Él seguía sumido en su propio pensamiento, con la vista fija en los carteles que pasaban como un torbellino de imágenes que quieren vendernos infinidad de cosas tan superfluas, tan innecesarias y que sin embargo a veces anhelamos tanto. Tanto como anhelaba en ese momento ella decirle algo a él. ¿Pero podía simplemente romper ese pacto tácito que la rutina y la costumbre les había hecho adoptar? Y ahora miraba el pasado y trataba de encontrar en que momento había empezado. ¿En qué momento se habían sentado a comer y no habían pronunciado una sola palabra, por primera vez? Quizás solo un “¿te sirvo mas?” ¿En qué momento habían dejado de besarse? ¿En qué momento habían perdido la risa a carcajadas, la caricia, el desayuno en la cama, las flores sin razón, las manos entrelazadas cuando caminaban de vuelta del cine? Y ahora sentía que era tarde para recuperarlo. Si abría la boca para decir una sola cosa, no iba a poder contenerse, iba a tener que confesarle que aunque se acostara con él cada noche, lo extrañaba. Iba a tener que decirle que se arrepentía de haber entrado en el juego de no darle si no recibía, de no cuidarse para cuidarlo, de haberse refugiado en sus hijos para no sentirse sola mientras el se refugiaba en la oficina. ¿Y por qué? ¿Acaso el amor también envejece? ¡Si lo amaba tanto como el primer día! Pero él no se inmutaba y ella tenía que esconder sus ojos húmedos por la indiferencia y la sensación de soledad. Los ojos húmedos ante la sola idea de poner las cartas sobre la mesa y que él abandonara el juego. Aunque solo fuera una sombra de aquel hombre que la había deslumbrado, ella había aprendido a amar sus defectos, y lo amaba más aún por ellos. Y otra vez se preguntaba ¿qué pensaría él? ¿Qué defectos de ella le molestarían más? ¿La amaría aún? Ahora estaban de pie, él había tocado el timbre, la siguiente era su parada y yo no podía quitarles los ojos de encima. No dejé de mirarlos ni aún cuando el colectivo frenó violentamente haciendo que todos nos desestabilizáramos, y entre malabares para mantenerme en mi lugar pude ver, como si el tiempo se hubiera puesto en cámara lenta, el momento en que ella empezó a caerse, sus manos desesperadas tratando de alcanzar algo de donde agarrarse y su cara de resignación ante la inevitable caída, y a la vez, la mano venosa y firme, que milimétricamente certera y eficaz, como un felino al acecho, la alcanzó en el momento preciso y la sostuvo, sin voltear la cara un instante.

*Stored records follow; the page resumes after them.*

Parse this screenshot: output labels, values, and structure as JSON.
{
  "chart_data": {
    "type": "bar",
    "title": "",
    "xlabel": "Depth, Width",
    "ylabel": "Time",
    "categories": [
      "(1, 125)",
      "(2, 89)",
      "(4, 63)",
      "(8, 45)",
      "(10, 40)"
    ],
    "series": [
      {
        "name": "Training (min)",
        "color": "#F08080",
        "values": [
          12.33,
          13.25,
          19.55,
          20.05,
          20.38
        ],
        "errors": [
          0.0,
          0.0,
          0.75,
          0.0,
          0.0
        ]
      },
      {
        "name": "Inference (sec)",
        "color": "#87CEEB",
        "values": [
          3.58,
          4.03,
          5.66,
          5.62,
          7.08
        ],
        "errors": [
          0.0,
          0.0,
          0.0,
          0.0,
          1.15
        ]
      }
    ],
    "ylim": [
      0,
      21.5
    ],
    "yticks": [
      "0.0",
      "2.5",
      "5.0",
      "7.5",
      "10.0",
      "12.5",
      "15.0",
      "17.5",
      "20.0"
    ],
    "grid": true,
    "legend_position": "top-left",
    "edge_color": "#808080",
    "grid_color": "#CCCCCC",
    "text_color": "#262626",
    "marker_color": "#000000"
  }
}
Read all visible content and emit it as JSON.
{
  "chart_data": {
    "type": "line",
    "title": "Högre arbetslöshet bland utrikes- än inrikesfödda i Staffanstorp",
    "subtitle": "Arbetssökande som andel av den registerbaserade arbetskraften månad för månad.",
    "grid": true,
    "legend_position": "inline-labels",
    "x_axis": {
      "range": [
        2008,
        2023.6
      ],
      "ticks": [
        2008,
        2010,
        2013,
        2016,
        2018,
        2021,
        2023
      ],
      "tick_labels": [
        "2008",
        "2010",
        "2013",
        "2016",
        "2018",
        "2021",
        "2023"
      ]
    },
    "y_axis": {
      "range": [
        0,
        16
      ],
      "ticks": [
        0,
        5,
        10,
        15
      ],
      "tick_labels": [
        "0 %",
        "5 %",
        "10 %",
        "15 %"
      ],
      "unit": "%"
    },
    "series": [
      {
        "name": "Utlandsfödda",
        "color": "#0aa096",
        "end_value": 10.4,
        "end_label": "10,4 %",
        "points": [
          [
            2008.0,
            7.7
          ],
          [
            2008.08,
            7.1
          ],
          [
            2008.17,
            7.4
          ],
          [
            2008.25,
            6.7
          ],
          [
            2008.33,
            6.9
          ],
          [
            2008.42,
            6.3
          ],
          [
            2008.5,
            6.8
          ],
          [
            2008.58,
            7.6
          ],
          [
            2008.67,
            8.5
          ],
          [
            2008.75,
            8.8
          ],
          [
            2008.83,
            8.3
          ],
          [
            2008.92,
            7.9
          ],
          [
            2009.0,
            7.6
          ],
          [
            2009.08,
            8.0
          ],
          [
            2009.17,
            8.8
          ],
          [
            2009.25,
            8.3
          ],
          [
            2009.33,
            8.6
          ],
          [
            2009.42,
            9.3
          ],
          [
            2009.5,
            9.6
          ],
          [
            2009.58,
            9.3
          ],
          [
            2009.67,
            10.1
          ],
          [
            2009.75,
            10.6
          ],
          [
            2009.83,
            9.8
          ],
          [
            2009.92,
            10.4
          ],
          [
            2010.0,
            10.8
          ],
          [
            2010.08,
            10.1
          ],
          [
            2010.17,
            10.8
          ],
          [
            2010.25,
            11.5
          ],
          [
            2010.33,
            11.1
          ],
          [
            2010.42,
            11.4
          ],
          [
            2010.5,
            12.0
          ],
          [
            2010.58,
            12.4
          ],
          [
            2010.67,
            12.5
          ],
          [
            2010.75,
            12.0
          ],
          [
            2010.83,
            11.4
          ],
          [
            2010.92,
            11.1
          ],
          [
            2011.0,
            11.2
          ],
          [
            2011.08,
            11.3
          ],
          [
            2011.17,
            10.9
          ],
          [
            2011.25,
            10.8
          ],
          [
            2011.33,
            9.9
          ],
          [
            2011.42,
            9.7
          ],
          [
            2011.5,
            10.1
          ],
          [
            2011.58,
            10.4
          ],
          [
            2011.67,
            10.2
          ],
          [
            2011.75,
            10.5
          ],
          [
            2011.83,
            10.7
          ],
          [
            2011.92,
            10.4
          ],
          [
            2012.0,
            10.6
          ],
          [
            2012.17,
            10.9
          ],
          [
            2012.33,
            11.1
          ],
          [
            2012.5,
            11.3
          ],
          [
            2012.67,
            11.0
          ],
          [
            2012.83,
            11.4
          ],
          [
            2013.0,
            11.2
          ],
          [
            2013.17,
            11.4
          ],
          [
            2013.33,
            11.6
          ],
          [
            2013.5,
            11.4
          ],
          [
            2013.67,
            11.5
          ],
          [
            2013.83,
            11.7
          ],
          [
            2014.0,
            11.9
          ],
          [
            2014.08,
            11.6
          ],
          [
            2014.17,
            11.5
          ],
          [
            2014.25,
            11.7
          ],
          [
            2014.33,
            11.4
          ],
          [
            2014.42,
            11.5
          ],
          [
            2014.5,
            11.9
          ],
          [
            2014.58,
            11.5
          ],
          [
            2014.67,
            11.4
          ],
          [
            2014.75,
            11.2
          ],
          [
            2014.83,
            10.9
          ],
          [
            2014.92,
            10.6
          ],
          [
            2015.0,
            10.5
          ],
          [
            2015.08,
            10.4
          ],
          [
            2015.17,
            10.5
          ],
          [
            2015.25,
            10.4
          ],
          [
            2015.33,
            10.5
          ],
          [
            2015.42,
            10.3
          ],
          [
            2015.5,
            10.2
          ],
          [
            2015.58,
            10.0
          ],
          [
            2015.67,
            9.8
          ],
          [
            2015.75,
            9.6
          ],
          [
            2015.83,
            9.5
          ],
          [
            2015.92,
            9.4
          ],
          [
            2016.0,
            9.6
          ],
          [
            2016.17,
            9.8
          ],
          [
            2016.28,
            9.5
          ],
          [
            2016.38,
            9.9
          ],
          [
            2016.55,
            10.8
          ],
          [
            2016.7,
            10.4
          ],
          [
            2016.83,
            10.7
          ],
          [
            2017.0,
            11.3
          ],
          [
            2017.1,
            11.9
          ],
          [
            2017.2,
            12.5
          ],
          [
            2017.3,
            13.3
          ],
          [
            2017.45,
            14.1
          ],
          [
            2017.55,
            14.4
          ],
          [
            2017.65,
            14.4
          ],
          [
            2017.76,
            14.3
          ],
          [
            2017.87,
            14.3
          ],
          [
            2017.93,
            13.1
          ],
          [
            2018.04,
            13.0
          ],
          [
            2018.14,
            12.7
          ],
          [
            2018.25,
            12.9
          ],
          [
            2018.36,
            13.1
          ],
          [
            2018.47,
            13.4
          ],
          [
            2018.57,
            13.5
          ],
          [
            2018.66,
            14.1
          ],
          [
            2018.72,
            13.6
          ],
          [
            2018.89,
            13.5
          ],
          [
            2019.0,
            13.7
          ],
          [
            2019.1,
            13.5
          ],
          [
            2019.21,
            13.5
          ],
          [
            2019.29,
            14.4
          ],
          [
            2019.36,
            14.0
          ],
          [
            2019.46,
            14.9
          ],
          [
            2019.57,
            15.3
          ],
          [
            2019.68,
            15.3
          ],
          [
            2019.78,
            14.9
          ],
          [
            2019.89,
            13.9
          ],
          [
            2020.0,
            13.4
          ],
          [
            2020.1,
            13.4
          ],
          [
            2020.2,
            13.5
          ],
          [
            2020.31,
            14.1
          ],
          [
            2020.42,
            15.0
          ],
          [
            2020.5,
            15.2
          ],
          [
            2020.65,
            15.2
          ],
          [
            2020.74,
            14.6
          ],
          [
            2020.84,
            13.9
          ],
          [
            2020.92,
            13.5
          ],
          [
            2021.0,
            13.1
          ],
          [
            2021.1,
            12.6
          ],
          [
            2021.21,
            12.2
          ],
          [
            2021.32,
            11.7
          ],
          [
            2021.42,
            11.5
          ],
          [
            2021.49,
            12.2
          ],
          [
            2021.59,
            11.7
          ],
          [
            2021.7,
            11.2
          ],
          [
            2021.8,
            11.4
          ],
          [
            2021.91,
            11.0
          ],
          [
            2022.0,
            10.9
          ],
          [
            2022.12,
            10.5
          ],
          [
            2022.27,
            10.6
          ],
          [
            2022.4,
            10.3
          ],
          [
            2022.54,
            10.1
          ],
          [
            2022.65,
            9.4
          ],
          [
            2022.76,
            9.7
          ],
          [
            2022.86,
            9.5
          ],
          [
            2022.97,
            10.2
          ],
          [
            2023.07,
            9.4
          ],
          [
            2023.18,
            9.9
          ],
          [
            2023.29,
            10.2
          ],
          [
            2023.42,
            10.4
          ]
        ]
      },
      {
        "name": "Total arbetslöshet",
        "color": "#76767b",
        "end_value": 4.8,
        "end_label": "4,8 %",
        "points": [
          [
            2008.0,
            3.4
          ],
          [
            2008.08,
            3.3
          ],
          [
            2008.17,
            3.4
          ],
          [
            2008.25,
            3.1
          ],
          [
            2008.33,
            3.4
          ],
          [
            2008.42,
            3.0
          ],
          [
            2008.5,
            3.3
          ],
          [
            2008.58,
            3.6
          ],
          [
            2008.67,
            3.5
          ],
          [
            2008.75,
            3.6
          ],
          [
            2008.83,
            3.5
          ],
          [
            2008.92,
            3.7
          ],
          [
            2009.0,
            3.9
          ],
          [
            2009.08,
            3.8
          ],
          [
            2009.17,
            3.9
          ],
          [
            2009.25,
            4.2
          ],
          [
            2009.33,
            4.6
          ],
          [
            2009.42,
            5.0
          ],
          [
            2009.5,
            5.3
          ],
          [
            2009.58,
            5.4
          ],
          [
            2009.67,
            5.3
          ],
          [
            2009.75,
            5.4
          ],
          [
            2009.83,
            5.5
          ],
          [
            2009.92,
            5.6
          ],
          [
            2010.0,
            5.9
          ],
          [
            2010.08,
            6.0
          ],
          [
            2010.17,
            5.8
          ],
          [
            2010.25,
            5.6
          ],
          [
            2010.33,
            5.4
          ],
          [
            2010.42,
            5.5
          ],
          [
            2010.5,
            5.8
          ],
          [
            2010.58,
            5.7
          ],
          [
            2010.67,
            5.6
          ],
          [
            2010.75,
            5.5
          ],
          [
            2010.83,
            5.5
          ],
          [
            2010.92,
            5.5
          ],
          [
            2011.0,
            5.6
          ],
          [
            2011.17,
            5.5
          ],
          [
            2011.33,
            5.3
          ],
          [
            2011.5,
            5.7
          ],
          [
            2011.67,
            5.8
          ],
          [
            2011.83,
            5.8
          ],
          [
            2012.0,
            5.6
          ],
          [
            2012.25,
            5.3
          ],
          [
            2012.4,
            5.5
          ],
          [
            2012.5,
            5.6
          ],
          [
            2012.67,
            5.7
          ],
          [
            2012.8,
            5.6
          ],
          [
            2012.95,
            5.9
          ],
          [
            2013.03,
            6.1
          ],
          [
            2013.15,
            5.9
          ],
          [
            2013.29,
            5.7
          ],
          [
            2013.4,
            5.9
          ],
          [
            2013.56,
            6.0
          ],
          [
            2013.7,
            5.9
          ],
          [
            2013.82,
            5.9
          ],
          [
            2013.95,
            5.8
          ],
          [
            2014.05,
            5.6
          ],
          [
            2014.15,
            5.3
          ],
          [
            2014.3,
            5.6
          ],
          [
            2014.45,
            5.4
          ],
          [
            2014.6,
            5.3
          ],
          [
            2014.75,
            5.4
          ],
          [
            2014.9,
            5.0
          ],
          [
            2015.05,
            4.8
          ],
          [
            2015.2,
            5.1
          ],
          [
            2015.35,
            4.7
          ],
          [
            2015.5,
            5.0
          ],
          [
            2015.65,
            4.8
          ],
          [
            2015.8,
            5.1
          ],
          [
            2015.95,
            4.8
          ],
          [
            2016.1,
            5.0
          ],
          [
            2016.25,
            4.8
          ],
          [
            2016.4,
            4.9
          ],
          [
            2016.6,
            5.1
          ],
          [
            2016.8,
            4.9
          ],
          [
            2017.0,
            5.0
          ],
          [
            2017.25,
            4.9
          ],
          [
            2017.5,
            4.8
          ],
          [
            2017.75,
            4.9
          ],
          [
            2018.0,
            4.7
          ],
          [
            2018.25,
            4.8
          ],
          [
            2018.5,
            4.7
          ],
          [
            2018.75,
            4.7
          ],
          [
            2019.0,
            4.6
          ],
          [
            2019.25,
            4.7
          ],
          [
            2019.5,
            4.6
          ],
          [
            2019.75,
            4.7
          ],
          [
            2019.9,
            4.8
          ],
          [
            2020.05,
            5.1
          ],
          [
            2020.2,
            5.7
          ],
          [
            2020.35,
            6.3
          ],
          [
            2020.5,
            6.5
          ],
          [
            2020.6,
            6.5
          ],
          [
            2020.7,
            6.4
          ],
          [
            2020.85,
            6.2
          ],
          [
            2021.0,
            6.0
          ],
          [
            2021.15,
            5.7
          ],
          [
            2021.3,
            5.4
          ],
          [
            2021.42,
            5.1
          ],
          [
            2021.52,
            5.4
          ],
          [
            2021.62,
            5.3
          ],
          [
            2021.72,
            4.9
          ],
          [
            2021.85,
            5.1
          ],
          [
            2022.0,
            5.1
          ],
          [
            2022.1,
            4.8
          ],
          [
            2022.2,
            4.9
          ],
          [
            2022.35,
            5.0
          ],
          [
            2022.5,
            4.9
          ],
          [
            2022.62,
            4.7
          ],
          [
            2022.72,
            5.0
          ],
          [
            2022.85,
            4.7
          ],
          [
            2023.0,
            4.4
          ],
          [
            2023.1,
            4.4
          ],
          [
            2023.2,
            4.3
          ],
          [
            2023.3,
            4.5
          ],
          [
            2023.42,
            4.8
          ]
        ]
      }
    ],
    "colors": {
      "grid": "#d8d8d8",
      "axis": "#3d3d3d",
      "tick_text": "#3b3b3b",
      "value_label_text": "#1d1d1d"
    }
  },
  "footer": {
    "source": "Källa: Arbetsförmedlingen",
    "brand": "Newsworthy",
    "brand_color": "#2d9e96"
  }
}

Cuando el colectivo se detuvo, mientras las puertas se abrían y la gente murmuraba cosas sobre la madre del conductor, ella le sonrió y él con la vista siempre al frente, le devolvió la sonrisa.
Se bajaron y no los vi más. La pena que había sentido por ella se alivió. El siempre había estado mirándola, él no le había quitado la vista de encima, sólo se había enmascarado en el reojo, temiendo enfrentar su mirada y no encontrar en ella la devoción que en otro tiempo le profesara. Los dos temían lo mismo y ahora con una sonrisa y en lo trivial de la situación tenían una nueva oportunidad de hablarse a los ojos.
A mí, para variar, se me había pasado la parada.